Except for one jar with some different colors among the nine jars, the fermentation of the other jars is pretty good, and there is a faint smell of wine.

Gu Liang looked at the source of the failed one, which was from the only wine shop in the town. I don’t know if it was because of my own reasons that the bacteria were mixed in or the koji given by the boss was not good at all.
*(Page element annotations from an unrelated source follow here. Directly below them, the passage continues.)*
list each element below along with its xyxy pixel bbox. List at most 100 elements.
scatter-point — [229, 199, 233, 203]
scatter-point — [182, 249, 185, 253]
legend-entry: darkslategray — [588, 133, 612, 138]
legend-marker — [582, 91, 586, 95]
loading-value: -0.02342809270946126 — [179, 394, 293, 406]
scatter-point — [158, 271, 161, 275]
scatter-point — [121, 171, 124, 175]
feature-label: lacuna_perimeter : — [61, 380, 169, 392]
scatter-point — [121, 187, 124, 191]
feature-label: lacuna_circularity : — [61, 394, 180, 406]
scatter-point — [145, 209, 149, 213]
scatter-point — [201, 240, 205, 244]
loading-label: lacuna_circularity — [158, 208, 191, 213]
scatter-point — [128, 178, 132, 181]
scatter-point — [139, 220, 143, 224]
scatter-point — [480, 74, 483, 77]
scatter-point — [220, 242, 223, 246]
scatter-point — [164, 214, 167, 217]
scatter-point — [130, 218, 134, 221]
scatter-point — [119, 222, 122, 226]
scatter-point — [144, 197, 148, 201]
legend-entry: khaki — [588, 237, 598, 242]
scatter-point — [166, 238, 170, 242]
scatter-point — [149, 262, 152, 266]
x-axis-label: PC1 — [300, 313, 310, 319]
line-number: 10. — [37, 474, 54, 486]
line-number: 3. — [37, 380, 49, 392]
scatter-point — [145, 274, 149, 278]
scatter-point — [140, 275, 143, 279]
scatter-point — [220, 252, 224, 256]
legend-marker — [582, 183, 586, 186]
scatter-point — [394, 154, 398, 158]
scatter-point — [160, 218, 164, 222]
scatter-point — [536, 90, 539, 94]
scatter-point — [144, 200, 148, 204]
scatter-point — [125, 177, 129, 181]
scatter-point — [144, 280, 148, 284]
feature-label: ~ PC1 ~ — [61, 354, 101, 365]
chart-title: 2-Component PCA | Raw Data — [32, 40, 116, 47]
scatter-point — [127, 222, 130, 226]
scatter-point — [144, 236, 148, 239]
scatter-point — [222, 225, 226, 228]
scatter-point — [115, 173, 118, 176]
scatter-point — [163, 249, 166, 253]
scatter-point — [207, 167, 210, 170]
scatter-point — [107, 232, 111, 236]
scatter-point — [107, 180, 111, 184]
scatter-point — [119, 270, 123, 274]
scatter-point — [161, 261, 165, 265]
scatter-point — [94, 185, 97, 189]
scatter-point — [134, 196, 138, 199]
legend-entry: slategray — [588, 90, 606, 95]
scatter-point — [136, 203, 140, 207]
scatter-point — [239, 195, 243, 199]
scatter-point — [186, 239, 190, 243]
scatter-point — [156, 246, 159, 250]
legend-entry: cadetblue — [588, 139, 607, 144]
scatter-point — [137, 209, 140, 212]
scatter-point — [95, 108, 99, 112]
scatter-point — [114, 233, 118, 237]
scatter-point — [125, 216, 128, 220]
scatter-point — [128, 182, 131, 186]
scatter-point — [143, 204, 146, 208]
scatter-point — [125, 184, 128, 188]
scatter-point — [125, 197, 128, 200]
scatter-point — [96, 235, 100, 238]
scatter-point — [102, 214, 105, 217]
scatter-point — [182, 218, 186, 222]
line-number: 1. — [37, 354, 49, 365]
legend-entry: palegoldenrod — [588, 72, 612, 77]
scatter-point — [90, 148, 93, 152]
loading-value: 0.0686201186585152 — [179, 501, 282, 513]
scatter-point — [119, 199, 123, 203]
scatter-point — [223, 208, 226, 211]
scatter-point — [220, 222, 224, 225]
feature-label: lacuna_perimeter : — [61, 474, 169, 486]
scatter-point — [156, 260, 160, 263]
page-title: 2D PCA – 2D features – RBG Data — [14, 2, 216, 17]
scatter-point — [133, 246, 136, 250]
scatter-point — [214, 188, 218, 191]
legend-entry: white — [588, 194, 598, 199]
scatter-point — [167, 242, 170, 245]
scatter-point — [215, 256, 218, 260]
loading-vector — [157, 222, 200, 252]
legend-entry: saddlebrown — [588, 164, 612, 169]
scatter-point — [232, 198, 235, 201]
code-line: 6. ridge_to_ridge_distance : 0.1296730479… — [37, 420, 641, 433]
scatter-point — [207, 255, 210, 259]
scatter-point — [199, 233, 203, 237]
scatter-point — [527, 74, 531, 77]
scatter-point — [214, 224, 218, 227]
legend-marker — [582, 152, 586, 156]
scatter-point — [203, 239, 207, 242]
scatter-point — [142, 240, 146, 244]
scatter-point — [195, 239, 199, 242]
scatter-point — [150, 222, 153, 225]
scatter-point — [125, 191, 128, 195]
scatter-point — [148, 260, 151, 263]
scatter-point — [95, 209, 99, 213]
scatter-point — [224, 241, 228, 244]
In just five or six days, it was the first fermentation of the wine. The next step is the second fermentation, and boiled water will be added according to the amount of rice. The ratio of water to rice is basically controlled at 1:1, which is very suitable. Too much water will make the wine light, and too little water will make the wine strong.

After adding boiled water, use a stick to stir the water and rice evenly. Then cover the lid and continue the second fermentation. The second time will take longer, about a month.

As for the jar of spoiled rice wine, Gu Liang originally wanted to throw it away directly. Who knew that it was seen by the old lady Gu, who was so distressed that she almost wanted to eat it herself. Gu Liang tried his best to persuade her to stop.

This jar is also amazing. In just five or six days, the rice inside can actually breed five or six colors of mold. It is a mold culture dish.

In order to prevent the children in the village from eating it randomly, Gu Liang did not throw it away casually, but buried it in the fertilizer that was composted a few days ago. I believe that with the blessing of this pile of mold, the compost will decompose faster.